All you have to do is to put the read and print code inside some sort of loop, so every time it runs it will promptly wait for the next letter.
while (true) {
letter = Character.toUpperCase((char)System.in.read());
if ((letter > 'Z') || (letter < 'A'))
break; // user inputted an invalid symbol, terminating the program
System.out.print((char)('Z' - (letter - 'A')));
}
If your function (they are called methods in java) works, good. Just put it in a while loop or otherwise call it when you need it.
boolean done = false;
while(!done){
System.out.println("Enter a letter (space to quit): ");
letter = (char)System.in.read();
if(letter == ' ') done = true;
else System.out.print(arrb[try1.find(letter,min,max,arra)]);
}
And Havenard is right, this can be written considerably more simply, with arithmetic on chars. For instance ch -'a' == 1 evaluates to true when ch is 'b'.
One other note: find and Turner aren't very descriptive names for what these things do. Before long it could get messy without simple and to the point naming.

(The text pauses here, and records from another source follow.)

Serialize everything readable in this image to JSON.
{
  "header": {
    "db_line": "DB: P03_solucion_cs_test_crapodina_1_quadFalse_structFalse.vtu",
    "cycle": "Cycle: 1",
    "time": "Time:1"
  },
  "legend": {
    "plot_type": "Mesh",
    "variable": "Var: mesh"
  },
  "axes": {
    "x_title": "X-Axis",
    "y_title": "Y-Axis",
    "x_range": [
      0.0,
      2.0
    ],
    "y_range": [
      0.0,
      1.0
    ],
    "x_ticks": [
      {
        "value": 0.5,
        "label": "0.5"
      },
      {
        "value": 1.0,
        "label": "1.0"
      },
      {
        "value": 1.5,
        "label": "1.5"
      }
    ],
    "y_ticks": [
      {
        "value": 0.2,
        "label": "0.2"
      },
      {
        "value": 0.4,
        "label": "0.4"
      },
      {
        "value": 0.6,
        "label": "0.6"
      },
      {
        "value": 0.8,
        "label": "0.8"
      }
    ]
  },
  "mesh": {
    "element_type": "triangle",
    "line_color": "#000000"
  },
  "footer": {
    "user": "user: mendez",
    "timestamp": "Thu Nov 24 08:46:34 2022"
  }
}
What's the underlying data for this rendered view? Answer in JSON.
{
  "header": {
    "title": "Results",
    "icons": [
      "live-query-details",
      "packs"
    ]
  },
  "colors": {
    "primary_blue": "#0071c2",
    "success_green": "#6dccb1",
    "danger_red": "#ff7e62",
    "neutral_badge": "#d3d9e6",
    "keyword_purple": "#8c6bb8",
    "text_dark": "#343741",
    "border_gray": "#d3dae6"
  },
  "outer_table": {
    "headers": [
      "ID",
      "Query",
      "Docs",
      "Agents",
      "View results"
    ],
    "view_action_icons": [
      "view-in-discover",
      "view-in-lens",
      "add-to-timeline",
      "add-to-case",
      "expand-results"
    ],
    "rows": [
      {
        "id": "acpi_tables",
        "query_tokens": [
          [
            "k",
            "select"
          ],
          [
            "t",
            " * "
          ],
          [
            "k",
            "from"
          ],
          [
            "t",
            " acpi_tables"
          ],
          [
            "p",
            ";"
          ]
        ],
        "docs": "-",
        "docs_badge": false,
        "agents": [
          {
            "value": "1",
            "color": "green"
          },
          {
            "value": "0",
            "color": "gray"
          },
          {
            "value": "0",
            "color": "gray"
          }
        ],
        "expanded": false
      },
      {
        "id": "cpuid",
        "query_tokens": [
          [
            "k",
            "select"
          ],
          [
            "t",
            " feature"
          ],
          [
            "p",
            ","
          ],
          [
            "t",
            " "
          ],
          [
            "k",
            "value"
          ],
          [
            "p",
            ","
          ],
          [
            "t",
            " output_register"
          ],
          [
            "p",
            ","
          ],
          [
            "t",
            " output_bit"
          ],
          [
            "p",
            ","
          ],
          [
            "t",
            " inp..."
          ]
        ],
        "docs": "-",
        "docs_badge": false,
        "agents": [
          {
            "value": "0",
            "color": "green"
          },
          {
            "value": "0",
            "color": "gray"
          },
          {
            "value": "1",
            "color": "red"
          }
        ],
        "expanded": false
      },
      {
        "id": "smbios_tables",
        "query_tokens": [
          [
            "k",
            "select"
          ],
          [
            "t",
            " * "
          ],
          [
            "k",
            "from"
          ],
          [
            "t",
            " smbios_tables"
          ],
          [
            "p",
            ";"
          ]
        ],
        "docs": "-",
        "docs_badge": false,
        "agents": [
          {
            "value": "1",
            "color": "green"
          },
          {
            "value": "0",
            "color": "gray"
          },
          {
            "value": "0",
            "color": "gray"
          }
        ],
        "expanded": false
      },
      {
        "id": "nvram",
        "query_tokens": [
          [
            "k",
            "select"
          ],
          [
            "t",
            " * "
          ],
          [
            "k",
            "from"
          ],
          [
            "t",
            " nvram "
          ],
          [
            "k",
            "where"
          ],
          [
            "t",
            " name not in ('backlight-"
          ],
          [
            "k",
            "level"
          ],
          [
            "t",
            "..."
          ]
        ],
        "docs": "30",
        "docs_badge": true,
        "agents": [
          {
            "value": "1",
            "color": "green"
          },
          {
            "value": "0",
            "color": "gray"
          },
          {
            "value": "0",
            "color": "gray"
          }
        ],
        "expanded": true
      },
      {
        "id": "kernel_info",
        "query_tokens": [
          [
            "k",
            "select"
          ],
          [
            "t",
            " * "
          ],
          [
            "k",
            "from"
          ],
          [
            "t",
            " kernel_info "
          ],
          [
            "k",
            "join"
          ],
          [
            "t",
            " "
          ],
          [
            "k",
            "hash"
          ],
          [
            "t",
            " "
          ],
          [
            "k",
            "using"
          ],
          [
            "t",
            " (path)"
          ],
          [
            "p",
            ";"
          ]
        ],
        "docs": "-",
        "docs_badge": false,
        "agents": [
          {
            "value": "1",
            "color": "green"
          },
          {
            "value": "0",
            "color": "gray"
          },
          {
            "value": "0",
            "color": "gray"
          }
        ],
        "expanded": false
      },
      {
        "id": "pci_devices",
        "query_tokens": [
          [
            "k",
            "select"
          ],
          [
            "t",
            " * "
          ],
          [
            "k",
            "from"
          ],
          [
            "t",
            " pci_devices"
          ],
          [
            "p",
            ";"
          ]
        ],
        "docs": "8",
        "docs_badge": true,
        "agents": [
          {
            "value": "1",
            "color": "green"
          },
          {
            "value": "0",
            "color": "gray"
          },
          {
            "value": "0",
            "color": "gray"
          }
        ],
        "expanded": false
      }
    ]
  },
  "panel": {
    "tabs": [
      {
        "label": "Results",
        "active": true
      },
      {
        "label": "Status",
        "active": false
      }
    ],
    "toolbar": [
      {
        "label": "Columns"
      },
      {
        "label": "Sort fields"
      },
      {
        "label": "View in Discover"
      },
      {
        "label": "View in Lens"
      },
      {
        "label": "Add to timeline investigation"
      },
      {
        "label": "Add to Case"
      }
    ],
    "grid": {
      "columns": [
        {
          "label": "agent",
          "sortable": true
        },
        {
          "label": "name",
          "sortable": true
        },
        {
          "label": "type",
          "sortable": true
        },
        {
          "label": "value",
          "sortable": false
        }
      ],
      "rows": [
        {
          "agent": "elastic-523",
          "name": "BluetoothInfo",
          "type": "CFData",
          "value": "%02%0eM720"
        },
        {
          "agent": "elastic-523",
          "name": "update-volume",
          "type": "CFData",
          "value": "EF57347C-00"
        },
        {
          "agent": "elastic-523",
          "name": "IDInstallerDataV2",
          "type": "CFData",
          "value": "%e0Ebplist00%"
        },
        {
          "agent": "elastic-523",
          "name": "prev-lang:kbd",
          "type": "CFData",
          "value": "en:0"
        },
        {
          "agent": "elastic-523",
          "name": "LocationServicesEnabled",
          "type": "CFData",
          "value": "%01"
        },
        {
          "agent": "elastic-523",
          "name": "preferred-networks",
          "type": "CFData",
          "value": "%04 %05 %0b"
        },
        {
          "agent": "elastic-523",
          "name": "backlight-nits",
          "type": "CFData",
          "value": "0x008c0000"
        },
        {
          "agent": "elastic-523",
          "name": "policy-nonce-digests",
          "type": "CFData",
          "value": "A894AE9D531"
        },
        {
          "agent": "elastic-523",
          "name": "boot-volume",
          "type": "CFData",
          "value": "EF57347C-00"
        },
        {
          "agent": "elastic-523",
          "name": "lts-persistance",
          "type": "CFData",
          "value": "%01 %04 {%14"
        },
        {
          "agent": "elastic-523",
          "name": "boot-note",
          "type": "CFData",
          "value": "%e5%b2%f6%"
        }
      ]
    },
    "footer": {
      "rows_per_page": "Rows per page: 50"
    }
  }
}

A character has an equivalent numerical value. For "basic characters", this mapping is called ASCII table: http://www.asciitable.com/
Now, in java, you can convert a char into an int by casting. Example: int nValue=(int) 'a'.
Since there is a numerical value associated to 'a' and another one associated with 'z', you could use some simple math to solve your problem.
See:
int aNumericalValue = (int) 'a';
int zNumericalValue = (int) 'z';
char characterToConvert = ...;
int characterToConvertAsNumericalValue = (int) characterToConvert;
int resultCharacterAsNumericalValue = zNumericalValue - (characterToConvertAsNumericalValue - aNumericalValue);
char resultCharacter = (char) resultCharacterAsNumericalValue;
Or, you could write all of this as a single line of code:
char resultCharacter = (char) ((int) 'z' - ((int) characterToConvert - (int) 'a'));
And finally, if you are willing to hardcode some ASCII values:
char resultCharacter = (char) (122 - ((int) characterToConvert - 97));
Note that this is for lowercase letters. For caps, use 'A' (ascii 65), 'Z' (ascii 90).